On the face of it, Britain’s prime minister Rishi Sunak and U.S. president would seem to have little in common. The former is a right-of-center politician with an eye on free markets, while the latter is a left-of-center leader.
Yet, recent news shows they have at least one thing in common. They are both presiding over their national energy policies, which are without doubt self-contradictory and inconsistent.
Let’s start with Biden.
Long-time readers will already know that one of the U.S. president’s early efforts when he came to office was to ban the sale of new Federal land drilling leases to energy companies. It was sure to make oil supply in the U.S. lower than it would otherwise have been and, therefore gasoline prices higher than they could have been. Eventually, a court overturned his edict.
Fast forward a few months, and the administration complained that energy companies were “unAmerican” because of the high price of oil partly caused by Biden’s drilling Federal land ban.
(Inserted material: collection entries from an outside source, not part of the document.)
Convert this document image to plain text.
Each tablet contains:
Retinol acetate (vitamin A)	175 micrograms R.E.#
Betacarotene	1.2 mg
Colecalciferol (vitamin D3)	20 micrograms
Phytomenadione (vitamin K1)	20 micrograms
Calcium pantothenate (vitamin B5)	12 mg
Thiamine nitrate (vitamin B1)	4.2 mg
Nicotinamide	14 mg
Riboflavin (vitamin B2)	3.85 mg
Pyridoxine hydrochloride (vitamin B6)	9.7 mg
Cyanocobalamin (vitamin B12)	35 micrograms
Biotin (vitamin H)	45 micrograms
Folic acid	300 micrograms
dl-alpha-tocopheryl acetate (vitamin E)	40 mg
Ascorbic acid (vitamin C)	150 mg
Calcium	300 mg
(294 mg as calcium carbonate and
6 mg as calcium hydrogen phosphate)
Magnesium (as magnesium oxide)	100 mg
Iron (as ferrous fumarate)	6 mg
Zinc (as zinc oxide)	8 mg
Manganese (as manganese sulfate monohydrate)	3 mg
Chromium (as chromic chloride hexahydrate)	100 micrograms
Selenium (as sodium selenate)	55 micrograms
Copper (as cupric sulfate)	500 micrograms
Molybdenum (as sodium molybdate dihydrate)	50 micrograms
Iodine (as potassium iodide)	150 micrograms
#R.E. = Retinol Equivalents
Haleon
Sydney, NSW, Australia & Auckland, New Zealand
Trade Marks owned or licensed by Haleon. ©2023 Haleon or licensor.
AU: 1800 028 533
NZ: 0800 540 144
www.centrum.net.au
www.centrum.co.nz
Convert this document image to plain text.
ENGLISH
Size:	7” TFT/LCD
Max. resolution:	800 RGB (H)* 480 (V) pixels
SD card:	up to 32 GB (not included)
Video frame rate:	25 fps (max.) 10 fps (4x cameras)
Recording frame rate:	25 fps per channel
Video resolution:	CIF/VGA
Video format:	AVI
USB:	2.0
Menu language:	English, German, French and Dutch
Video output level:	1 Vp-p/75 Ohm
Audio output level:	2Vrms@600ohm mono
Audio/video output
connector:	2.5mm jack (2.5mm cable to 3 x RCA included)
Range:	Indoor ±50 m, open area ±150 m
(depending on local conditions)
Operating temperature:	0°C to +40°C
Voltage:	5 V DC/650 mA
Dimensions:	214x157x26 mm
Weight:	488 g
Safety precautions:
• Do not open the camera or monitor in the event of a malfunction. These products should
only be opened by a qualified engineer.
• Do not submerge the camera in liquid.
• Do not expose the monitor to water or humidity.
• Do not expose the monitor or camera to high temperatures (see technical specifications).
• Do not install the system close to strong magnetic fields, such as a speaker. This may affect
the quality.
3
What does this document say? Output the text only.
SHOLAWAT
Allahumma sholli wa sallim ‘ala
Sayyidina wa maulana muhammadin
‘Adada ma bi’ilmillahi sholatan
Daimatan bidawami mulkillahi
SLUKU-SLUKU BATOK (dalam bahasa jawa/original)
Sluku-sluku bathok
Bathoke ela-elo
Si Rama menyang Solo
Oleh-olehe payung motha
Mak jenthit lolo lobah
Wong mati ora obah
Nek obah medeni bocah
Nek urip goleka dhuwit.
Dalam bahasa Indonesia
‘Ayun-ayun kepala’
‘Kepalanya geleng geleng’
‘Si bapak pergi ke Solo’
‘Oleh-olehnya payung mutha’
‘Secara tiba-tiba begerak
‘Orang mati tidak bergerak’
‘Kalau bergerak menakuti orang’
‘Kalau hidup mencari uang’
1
However, the latest move takes the cake. The administration is now looking at a ban on gas cookers. It’s based on the idea that when natural gas is burned it creates pollutants that harm people. Its true those cookers do produce toxic gases.
If the cooker ban happens it will mean using electricity for cooking your morning fried eggs instead of gas. And that’s exactly where the inconsistency begins.
But here’s the rub. Switching to electricity could be even more toxic for the environment.
In the U.S. 38% of electricity power is generated using natural gas, and a further 22% is produced from coal. Burning coal is generally considered to be far more toxic than is burning gas.
However, switching to cooking with electricity will mean more natural gas and coal get burned than previously. The result of at least as much pollution as before and possibly more — doesn’t seem to worry the Biden administration. Yet it should.
If toxic pollution is bad, it’s bad. Getting rid of America’s gas cookers won’t help. It may increase airborne pollution. Getting rid of coal power generation, followed by natural gas, and then banning gas cookers may actually help the administration’s goals. Right now, it just looks like an expensive, incomprehensible, self-defeating distraction.
While Biden is doing a great of pursuing a weird energy policy, Sunak isn’t far behind.
Already, we know that Sunak reinstated a fracking ban in the UK and then cut a deal with Biden to import masses more natural gas from the U.S., much of which was extracted using fracking technology.
Fracking is tremendously unpopular in the U.K., usually o the grounds that it hurts the environment. By the same token, fracked natural gas in the U.S. must also be harmful to the environment. Again, its a backwards and inconsistent energy policy.
It gets worse. Sunak’s government also green-lighted the U.K.’s first new coal mine in decades. As already mentioned, coal is far more harmful than is natural gas, fracked or otherwise.
Again, there’s some strange going on here with Sunak (also with Sturgeon by that’s another story). The prime minister wants Scotland’s fossil fuel industry to keep pumping oil and drilling for gas, which we have heard are environmentally harmful. At the same time he is concerned enough about the environment to ban fracking in England.
Sunak and Biden both seem to be running an ad hoc policy platter du jour. Which pretty much means, we’ll decide what we will whether or not it clashes with the previous decison.